I was thinking of putting together a visualization of electron orbitals as it transitions from unbounded or weakly bounded state to the ground state. However, it occurred to me that orbitals are symmetric about the proton. At some point the probability distribution must become asymmetric eventually approaching a point. What am I missing?

 

[DrDu]

The Coulomb potential always has an infinite number of bound states however weak you chose the central charge. So there won't be a transition from unbound to bound.

 

[UltrafastPED]

You are assuming that all of the atomic hydrogen orbitals are spherically symmetric - s orbitals - but these are not the only ones: http://en.wikipedia.org/wiki/Atomic_orbital#Orbitals_table

 

[Khashishi]

Dr. Du, of course you can transition from unbound to bound. This is called recombination emission.

The "s", "p", "d", "f"... orbitals are just one way of representing the state, which can have almost arbitrary shape of the electron distribution. The arbitrary shape will be some superposition of orbitals. It is analogous to how an arbitrary wave is a superposition of frequency components. Just as a localized wave-packet doesn't have a single frequency, a localized electron doesn't have a single orbital state.

A weakly bounded atom is called a Rydberg atom. http://en.wikipedia.org/wiki/Rydberg_atom
This is a case where a classical representation (planetary model) of an atom can be useful. The corresponding quantum state is some kind of coherent state of the Rydberg atom which mixes angular momentum states.

You might be able to find something by searching for coherent states of Rydberg atom. Good luck. It's not an easy problem. I'm interested in how the results look.

 

[DrDu]

Dr. Du, of course you can transition from unbound to bound. This is called recombination emission.

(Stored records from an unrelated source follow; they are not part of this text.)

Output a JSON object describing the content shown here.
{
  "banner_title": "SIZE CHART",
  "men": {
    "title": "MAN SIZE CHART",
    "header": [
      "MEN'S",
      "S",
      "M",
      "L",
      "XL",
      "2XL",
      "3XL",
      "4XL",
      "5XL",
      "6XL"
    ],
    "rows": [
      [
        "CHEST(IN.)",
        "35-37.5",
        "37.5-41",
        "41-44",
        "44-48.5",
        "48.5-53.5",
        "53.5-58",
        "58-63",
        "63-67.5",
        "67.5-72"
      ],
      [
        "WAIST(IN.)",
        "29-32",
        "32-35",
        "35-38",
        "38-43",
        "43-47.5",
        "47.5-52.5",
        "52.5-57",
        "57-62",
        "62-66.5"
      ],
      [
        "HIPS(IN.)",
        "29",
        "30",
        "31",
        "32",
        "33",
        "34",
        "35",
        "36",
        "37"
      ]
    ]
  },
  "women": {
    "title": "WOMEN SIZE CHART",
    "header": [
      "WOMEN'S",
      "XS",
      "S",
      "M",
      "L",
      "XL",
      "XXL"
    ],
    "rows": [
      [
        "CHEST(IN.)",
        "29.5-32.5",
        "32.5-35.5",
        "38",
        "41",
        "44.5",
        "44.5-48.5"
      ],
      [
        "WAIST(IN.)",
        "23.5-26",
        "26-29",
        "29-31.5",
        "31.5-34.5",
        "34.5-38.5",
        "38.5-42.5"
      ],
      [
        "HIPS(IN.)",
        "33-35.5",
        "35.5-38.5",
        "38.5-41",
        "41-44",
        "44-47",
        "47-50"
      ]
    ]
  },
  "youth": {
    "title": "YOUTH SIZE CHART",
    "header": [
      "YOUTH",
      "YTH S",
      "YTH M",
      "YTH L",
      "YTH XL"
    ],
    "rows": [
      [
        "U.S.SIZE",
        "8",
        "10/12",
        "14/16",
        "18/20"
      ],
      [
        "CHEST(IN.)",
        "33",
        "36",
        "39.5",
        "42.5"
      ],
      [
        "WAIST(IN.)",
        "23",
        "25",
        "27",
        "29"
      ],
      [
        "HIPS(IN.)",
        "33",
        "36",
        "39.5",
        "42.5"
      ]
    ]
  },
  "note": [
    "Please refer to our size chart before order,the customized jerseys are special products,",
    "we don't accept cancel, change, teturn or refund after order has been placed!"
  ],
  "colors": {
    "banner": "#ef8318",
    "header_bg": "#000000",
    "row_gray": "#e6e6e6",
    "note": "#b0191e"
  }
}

Of course. Apparently I was thinking in something completely different to what the OP was asking.

 

[ZealScience]

It occurs to me if you stick to the simple model of Couloumb potential you are never going to do so. Since central potential has parity symmetry, which means the wave functions chosen are always symmetric or antisymmetric... I think for the more realistic situation, models in condensed matter might be more applicable.